While they were sold all over the world, RAV4s bound for North America were all powered by a 2.0 liter four-cylinder engine mated to either a manual or automatic transmission. And despite the name, base models were front-drive only with AWD being an option.

We might take it for granted today, but the first generation RAV4 was one of the key vehicles that helped launch the crossover SUV segment. It went on sale in America for the 1996 model year, and it quickly picked up momentum in the following years.

Creating a Segment
Not surprisingly, buyers were quite fond of the RAV4’s blend of “active looks,” a higher ride height, available AWD, easy-going road manners and its affordable price.

The first gen RAV4 was sold in the US from 1995 until 2000, with only minor mechanical and styling updates during the run.
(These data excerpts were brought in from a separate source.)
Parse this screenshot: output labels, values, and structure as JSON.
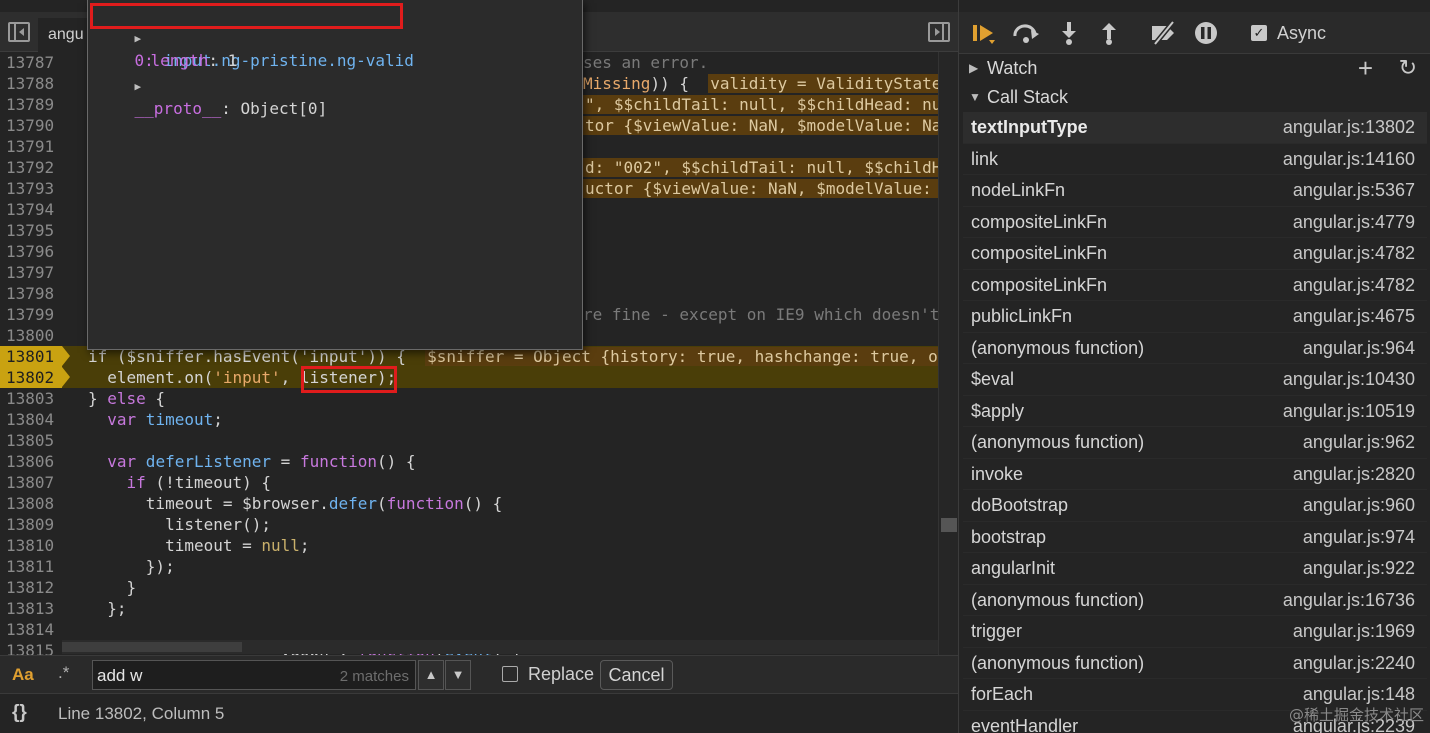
{
  "editor": {
    "tab_label": "angu",
    "lines": [
      {
        "n": "13787",
        "segs": []
      },
      {
        "n": "13788",
        "segs": []
      },
      {
        "n": "13789",
        "segs": []
      },
      {
        "n": "13790",
        "segs": []
      },
      {
        "n": "13791",
        "segs": []
      },
      {
        "n": "13792",
        "segs": []
      },
      {
        "n": "13793",
        "segs": []
      },
      {
        "n": "13794",
        "segs": []
      },
      {
        "n": "13795",
        "segs": []
      },
      {
        "n": "13796",
        "segs": []
      },
      {
        "n": "13797",
        "segs": []
      },
      {
        "n": "13798",
        "segs": []
      },
      {
        "n": "13799",
        "segs": []
      },
      {
        "n": "13800",
        "segs": []
      },
      {
        "n": "13801",
        "exec": true,
        "segs": [
          [
            "",
            "if ($sniffer.hasEvent('input')) {  "
          ],
          [
            "inl",
            "$sniffer = Object {history: true, hashchange: true, o"
          ]
        ]
      },
      {
        "n": "13802",
        "exec": true,
        "segs": [
          [
            "",
            "  element.on("
          ],
          [
            "st",
            "'input'"
          ],
          [
            "",
            ", listener);"
          ]
        ]
      },
      {
        "n": "13803",
        "segs": [
          [
            "",
            "} "
          ],
          [
            "kw",
            "else"
          ],
          [
            "",
            " {"
          ]
        ]
      },
      {
        "n": "13804",
        "segs": [
          [
            "",
            "  "
          ],
          [
            "kw",
            "var"
          ],
          [
            "fn",
            " timeout"
          ],
          [
            "",
            ";"
          ]
        ]
      },
      {
        "n": "13805",
        "segs": []
      },
      {
        "n": "13806",
        "segs": [
          [
            "",
            "  "
          ],
          [
            "kw",
            "var"
          ],
          [
            "fn",
            " deferListener"
          ],
          [
            "",
            " = "
          ],
          [
            "kw",
            "function"
          ],
          [
            "",
            "() {"
          ]
        ]
      },
      {
        "n": "13807",
        "segs": [
          [
            "",
            "    "
          ],
          [
            "kw",
            "if"
          ],
          [
            "",
            " (!timeout) {"
          ]
        ]
      },
      {
        "n": "13808",
        "segs": [
          [
            "",
            "      timeout = $browser."
          ],
          [
            "fn",
            "defer"
          ],
          [
            "",
            "("
          ],
          [
            "kw",
            "function"
          ],
          [
            "",
            "() {"
          ]
        ]
      },
      {
        "n": "13809",
        "segs": [
          [
            "",
            "        listener();"
          ]
        ]
      },
      {
        "n": "13810",
        "segs": [
          [
            "",
            "        timeout = "
          ],
          [
            "nu",
            "null"
          ],
          [
            "",
            ";"
          ]
        ]
      },
      {
        "n": "13811",
        "segs": [
          [
            "",
            "      });"
          ]
        ]
      },
      {
        "n": "13812",
        "segs": [
          [
            "",
            "    }"
          ]
        ]
      },
      {
        "n": "13813",
        "segs": [
          [
            "",
            "  };"
          ]
        ]
      },
      {
        "n": "13814",
        "segs": []
      },
      {
        "n": "13815",
        "segs": [
          [
            "",
            "                    ydown', "
          ],
          [
            "kw",
            "function"
          ],
          [
            "",
            "("
          ],
          [
            "fn",
            "event"
          ],
          [
            "",
            ") {"
          ]
        ]
      }
    ],
    "right_fragments": [
      {
        "line": 0,
        "segs": [
          [
            "cm",
            "ses an error."
          ]
        ]
      },
      {
        "line": 1,
        "segs": [
          [
            "st",
            "Missing"
          ],
          [
            "",
            ")) {  "
          ],
          [
            "inl",
            "validity = ValidityState {v"
          ]
        ]
      },
      {
        "line": 2,
        "segs": [
          [
            "inl",
            "\", $$childTail: null, $$childHead: nul"
          ]
        ]
      },
      {
        "line": 3,
        "segs": [
          [
            "inl",
            "tor {$viewValue: NaN, $modelValue: NaN,"
          ]
        ]
      },
      {
        "line": 5,
        "segs": [
          [
            "inl",
            "d: \"002\", $$childTail: null, $$childHe"
          ]
        ]
      },
      {
        "line": 6,
        "segs": [
          [
            "inl",
            "uctor {$viewValue: NaN, $modelValue: Na"
          ]
        ]
      },
      {
        "line": 12,
        "segs": [
          [
            "cm",
            "re fine - except on IE9 which doesn't"
          ]
        ]
      }
    ]
  },
  "popover": {
    "item0_key": "0",
    "item0_value": "input.ng-pristine.ng-valid",
    "length_key": "length",
    "length_value": "1",
    "proto_key": "__proto__",
    "proto_value": "Object[0]"
  },
  "search": {
    "case_label": "Aa",
    "regex_label": ".*",
    "query": "add w",
    "match_count": "2 matches",
    "replace_label": "Replace",
    "cancel_label": "Cancel"
  },
  "status": {
    "braces": "{}",
    "position": "Line 13802, Column 5"
  },
  "debugger": {
    "async_label": "Async",
    "watch_label": "Watch",
    "callstack_label": "Call Stack",
    "frames": [
      {
        "name": "textInputType",
        "loc": "angular.js:13802"
      },
      {
        "name": "link",
        "loc": "angular.js:14160"
      },
      {
        "name": "nodeLinkFn",
        "loc": "angular.js:5367"
      },
      {
        "name": "compositeLinkFn",
        "loc": "angular.js:4779"
      },
      {
        "name": "compositeLinkFn",
        "loc": "angular.js:4782"
      },
      {
        "name": "compositeLinkFn",
        "loc": "angular.js:4782"
      },
      {
        "name": "publicLinkFn",
        "loc": "angular.js:4675"
      },
      {
        "name": "(anonymous function)",
        "loc": "angular.js:964"
      },
      {
        "name": "$eval",
        "loc": "angular.js:10430"
      },
      {
        "name": "$apply",
        "loc": "angular.js:10519"
      },
      {
        "name": "(anonymous function)",
        "loc": "angular.js:962"
      },
      {
        "name": "invoke",
        "loc": "angular.js:2820"
      },
      {
        "name": "doBootstrap",
        "loc": "angular.js:960"
      },
      {
        "name": "bootstrap",
        "loc": "angular.js:974"
      },
      {
        "name": "angularInit",
        "loc": "angular.js:922"
      },
      {
        "name": "(anonymous function)",
        "loc": "angular.js:16736"
      },
      {
        "name": "trigger",
        "loc": "angular.js:1969"
      },
      {
        "name": "(anonymous function)",
        "loc": "angular.js:2240"
      },
      {
        "name": "forEach",
        "loc": "angular.js:148"
      },
      {
        "name": "eventHandler",
        "loc": "angular.js:2239"
      }
    ]
  },
  "watermark": "@稀土掘金技术社区",
  "colors": {
    "accent": "#e0a030",
    "exec_line": "#c9a211",
    "highlight_box": "#e01c1c"
  }
}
A two-door soft top model was added in 1998, and the most “recreational” of all RAV4s ever sold.

In the Japanese market there was even a version of the RAV4 powered by the 2.0 liter “BEAMS” 3S-GE engine, with its 177 horsepower helping make the little crossover into a bit of a pocket rocket.

 

Today it’s still relatively common to see first gen RAV4s on the road even though the newest examples are now over 20 years old, and they’ve developed a bit of a cult enthusiast following with some owners upgrading them for light off-road use, with the two-door models being especially notable.

An Emerging Classic?
Will a first-gen RAV4 ever be considered a classic? It’s not out of the question. And you certainly have to appreciate it, if only for its contribution to the industry.

From the end of the first gen production run in 2000 it would still be a while before the RAV4 would overtake the Camry and Corolla sedans in popularity, but the seeds were planted for massive mainstream success.